Gerald fell to stroking that long chin of his. “Still, I recall that the present informant of my body once informed me there were only two truths of which any science could be certain.”

“And what were these two truths?”

Gerald named them.

Gaston said then: “The demon is consistent. For these two are precisely your body’s scientific specialty. To-day your body writes invaluable books in which the quaint and interesting customs that accompany an interplay of these two truths, and the various substitutes for that interplay, are catalogued and explained, as these customs have existed in all lands and times. Lichfield to-day is wholly proud of the scholarship and the growing fame of Gerald Musgrave.”

“I am glad that my body has turned out so splendidly. And I trust that all goes equally well with your daughter Evelyn?”

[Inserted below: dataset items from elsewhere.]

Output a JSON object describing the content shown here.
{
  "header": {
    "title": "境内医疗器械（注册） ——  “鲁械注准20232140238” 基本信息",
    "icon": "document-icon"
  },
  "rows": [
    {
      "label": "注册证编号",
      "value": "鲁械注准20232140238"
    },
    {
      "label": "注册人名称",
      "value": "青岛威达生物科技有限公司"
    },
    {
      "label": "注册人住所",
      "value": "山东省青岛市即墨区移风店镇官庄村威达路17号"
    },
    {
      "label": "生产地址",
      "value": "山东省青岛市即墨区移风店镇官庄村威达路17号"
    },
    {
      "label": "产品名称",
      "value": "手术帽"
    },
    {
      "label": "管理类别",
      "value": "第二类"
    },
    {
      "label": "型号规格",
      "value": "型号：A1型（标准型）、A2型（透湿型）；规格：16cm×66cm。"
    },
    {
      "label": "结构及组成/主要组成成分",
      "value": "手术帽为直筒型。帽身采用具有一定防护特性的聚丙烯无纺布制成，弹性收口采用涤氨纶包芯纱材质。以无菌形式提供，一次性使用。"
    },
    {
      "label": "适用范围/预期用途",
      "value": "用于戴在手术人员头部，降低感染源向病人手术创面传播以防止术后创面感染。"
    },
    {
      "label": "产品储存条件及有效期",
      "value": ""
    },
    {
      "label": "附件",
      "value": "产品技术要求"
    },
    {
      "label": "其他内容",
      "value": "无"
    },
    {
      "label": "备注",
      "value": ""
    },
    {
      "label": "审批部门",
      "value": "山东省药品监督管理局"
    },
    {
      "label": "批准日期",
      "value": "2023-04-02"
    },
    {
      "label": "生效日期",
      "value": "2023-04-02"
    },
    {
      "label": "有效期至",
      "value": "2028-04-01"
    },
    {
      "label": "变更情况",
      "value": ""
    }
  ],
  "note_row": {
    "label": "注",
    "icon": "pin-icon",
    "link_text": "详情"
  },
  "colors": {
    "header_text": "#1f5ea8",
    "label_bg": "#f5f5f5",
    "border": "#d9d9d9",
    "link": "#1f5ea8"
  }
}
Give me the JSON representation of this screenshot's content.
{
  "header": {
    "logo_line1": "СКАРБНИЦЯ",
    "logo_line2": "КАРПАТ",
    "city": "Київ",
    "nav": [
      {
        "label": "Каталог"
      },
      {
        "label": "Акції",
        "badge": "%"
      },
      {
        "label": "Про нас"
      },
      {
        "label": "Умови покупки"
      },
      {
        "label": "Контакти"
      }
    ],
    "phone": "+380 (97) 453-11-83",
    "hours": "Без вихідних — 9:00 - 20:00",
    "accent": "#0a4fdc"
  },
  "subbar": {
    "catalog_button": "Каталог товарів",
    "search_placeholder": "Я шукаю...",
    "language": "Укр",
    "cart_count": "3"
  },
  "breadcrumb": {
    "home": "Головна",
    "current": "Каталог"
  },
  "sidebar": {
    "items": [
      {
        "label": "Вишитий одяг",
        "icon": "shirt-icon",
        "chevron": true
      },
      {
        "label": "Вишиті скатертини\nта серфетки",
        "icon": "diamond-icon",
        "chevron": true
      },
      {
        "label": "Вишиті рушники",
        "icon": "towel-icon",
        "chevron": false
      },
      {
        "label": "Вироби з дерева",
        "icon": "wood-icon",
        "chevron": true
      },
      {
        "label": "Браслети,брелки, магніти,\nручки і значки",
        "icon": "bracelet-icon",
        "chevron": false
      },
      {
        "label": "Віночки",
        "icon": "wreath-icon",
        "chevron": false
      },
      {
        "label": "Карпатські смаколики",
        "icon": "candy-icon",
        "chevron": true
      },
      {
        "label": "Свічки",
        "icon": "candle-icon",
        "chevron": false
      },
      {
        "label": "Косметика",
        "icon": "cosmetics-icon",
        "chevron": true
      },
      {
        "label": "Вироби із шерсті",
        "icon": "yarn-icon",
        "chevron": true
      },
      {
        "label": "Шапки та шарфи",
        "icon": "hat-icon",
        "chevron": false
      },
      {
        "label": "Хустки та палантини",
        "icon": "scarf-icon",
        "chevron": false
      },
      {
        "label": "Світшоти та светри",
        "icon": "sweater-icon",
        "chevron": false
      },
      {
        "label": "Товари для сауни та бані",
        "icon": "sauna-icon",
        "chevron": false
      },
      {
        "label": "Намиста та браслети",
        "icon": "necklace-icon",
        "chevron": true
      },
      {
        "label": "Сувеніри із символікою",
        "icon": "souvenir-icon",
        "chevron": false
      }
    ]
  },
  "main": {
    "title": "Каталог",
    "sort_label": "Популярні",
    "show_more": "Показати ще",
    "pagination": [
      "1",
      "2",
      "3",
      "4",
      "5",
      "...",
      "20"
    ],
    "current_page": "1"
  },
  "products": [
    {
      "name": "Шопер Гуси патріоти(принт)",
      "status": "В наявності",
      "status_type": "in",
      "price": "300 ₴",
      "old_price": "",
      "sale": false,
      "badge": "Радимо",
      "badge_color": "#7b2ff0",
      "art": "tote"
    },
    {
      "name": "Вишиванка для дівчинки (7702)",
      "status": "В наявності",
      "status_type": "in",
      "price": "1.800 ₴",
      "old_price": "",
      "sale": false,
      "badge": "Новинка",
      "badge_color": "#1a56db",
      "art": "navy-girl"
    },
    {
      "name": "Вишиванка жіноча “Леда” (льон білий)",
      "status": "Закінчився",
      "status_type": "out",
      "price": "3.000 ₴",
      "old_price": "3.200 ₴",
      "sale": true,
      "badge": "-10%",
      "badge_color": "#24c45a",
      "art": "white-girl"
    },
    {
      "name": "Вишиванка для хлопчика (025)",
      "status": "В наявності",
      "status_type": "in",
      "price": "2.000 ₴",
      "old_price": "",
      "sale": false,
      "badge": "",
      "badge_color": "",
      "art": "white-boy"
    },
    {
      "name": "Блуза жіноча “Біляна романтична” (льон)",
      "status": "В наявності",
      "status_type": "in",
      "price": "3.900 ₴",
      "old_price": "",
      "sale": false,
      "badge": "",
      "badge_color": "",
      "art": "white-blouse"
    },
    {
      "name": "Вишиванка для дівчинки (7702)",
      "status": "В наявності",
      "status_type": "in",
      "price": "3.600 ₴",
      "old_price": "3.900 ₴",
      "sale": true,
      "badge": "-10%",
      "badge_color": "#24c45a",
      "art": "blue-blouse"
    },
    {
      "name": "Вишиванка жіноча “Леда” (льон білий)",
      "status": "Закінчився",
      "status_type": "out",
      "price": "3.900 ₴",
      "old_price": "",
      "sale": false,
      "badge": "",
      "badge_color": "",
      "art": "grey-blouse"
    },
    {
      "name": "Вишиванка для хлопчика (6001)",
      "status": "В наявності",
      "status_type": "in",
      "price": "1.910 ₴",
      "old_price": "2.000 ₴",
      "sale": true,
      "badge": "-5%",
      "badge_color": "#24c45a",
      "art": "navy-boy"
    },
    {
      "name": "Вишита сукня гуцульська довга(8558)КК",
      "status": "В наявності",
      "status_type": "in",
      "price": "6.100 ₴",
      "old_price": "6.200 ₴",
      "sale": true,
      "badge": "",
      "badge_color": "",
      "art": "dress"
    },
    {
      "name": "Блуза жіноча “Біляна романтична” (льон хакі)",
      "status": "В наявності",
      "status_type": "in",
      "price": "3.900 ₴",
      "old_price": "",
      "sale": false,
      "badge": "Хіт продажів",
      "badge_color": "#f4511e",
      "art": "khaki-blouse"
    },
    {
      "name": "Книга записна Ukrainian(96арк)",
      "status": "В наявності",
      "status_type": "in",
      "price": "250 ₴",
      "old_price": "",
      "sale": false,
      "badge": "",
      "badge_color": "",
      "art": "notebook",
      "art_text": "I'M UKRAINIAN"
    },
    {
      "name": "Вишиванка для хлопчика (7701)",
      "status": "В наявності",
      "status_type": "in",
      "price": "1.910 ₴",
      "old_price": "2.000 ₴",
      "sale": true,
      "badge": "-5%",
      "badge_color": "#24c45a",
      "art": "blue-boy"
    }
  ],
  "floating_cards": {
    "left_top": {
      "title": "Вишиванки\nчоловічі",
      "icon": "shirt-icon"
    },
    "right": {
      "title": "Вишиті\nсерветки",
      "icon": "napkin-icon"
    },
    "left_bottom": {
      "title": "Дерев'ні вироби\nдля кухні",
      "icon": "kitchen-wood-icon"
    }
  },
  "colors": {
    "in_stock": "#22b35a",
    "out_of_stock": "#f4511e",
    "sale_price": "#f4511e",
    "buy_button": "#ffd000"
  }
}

“Gerald,” the older man replied, looking more seriously troubled than Gerald ever liked to have anybody seeming in his company, “Gerald, it is an unfair thing that your Cousin Evelyn, without knowing it, should be living upon terms of such close friendship with a demon-haunted body.”

“Ah, so that friendship continues!”

“It continues,” said Gaston, “unaltered. It may interest you, Gerald, by the way, to hear that your Cousin Evelyn has now a son, quite a fine red-headed boy, born just a year after you relinquished your body to that treacherous Sylan.”

Gerald answered affably: “Why, that is perfectly splendid! Frank always wanted a boy.”

“My son-in-law, in fact, is much pleased. It is about my daughter I was thinking. It seems to me the situation is hardly fair to her, Gerald.”